NEW ORLEANS (AP) — Less than a week after New Orleans Mayor Mitch Landrieu touted a string of peaceful and well-managed city events capped by the BCS championship game, he was back at the podium on Friday trying to reassure residents that an upsurge in violence was being dealt with.
"This is a battle for the heart and soul of New Orleans," Landrieu said about an 18-hour wave of violence that saw 17 people shot and six killed, a lockdown and evacuation of an elementary school, and shots fired at police twice.
In all, 12 people have been murdered New Orleans in the first 12 days of the year, and at least two dozen, including a 12-year-old girl, have been wounded in shootings.
The string of violence included a gunman opening fire inside a house on Thursday, shooting five people, three of whom died. Police chased down a trio of suspects, and returned fire, killing one man and wounding a man and a woman. Later that night, police headquarters was evacuated with a pair of hand grenades were found in the trunk of the car, although they were later found to be duds.
The shootings involving police may have been sparked by a new, more aggressive approach by police, said Police Superintendent Ronal Serpas, who categorized it as "taking the fight to the streets."
"We are going after the criminals with an intensity that has not been seen in the last 18 months," he said.
Serpas pointed out that police responded within minutes to the incident at the school, and other shootings, including Thursday's multiple shooting.

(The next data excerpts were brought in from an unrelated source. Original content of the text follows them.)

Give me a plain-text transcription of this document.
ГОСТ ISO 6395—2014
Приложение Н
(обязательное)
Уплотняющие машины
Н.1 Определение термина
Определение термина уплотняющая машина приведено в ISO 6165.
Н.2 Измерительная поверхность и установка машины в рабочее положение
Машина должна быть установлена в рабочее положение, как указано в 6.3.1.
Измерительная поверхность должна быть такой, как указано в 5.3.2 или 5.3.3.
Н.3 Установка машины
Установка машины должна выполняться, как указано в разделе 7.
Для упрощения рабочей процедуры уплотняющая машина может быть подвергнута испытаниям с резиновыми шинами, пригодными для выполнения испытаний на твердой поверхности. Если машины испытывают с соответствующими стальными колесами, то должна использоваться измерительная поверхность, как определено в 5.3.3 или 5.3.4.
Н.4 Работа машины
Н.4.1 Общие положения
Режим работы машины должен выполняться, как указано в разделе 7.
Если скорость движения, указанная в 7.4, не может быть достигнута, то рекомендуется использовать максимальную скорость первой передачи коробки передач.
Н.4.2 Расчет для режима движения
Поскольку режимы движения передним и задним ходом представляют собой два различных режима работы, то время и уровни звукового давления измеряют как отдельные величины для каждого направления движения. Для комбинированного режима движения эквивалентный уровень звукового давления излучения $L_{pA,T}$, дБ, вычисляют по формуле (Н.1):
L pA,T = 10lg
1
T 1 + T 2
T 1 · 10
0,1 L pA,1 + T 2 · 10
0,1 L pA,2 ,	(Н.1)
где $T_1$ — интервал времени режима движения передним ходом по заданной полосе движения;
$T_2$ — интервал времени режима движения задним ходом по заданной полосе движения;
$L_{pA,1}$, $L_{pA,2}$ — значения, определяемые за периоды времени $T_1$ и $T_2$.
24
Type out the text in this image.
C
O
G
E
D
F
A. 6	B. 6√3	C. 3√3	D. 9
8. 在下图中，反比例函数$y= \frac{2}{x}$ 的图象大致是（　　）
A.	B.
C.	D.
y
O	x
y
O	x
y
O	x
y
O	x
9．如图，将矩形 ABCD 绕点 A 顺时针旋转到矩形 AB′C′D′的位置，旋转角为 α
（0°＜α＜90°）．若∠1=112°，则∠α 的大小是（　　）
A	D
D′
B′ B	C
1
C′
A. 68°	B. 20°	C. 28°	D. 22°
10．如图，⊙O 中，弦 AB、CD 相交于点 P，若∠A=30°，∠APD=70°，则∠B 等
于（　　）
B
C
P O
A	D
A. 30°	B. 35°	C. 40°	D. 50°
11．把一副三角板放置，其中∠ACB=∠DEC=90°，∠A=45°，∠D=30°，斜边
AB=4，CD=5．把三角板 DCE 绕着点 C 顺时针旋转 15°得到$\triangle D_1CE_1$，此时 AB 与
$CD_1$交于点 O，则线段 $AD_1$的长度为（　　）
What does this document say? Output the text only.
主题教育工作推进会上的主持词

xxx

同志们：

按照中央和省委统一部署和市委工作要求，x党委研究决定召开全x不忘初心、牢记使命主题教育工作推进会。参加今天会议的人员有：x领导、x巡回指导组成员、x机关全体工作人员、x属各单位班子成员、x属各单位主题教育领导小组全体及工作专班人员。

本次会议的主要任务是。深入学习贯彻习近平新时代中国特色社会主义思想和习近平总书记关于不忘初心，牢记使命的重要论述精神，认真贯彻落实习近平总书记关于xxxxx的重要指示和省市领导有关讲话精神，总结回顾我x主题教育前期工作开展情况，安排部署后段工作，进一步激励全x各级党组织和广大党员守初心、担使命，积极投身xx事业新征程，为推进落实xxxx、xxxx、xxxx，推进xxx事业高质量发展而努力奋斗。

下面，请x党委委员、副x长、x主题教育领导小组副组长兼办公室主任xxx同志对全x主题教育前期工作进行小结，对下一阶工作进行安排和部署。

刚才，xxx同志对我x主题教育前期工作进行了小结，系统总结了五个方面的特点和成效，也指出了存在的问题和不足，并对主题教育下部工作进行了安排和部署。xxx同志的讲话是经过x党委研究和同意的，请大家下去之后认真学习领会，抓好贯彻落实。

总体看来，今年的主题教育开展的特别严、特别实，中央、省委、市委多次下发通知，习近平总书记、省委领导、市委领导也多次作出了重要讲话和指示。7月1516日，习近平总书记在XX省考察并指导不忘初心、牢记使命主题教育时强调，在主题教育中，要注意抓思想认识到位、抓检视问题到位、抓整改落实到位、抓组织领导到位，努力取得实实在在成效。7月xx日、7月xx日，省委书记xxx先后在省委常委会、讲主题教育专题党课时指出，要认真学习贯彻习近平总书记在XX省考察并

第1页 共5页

The force has beefed up its homicide department to 30 detectives, and is keeping officers in the city's so-called hotspots, Landrieu said. Response time has gone down lately, the mayor said.
Since Serpas became chief 18 months ago, the department has invested in new computer programs used to decide how police are deployed. That means the 1,300-man force is able to police the city neighborhoods and handle big events, Serpas said.
None of that reassures Janice Landry, a 58-year-old who has lived in New Orleans her life.
"The violence is more than murder," she said. "It's people robbing people, people breaking into houses, people carjacking people. And those things happen to you even if you aren't a criminal or living that kind of life."
Tom Hall, 73, said people in his uptown neighborhood go inside as soon as it gets dark now. He said they don't want to take a chance.
"It may be criminals killing each other," Hall said. "But non-criminals can get caught in the crossfire."
The latest outbreak follows a 14 percent jump in murders in 2011, with 199 during the year. Per capita, New Orleans murder rate was 10 times the national average in 2010, with 51 homicides per 100,000 residents here last year, compared with less than 7 per 100,000 in New York or 23 in similar-size Oakland, Calif.
"No one has ever denied that New Orleans is a violent town — it is," Landrieu said.
While the police fight the violence on the street, the city is also using a long-range plan to fight its "culture of violence," Landrieu said.
Midnight basketball programs are getting underway, and a program called the Cease Fire program, is being set up in Central City to try to stem retaliatory killings there.
"The entire community has to be engaged in this fight," Landrieu said. "You cannot put a police officer on every corner of every street in the city of New Orleans. And even if you did, I'm not sure that would work."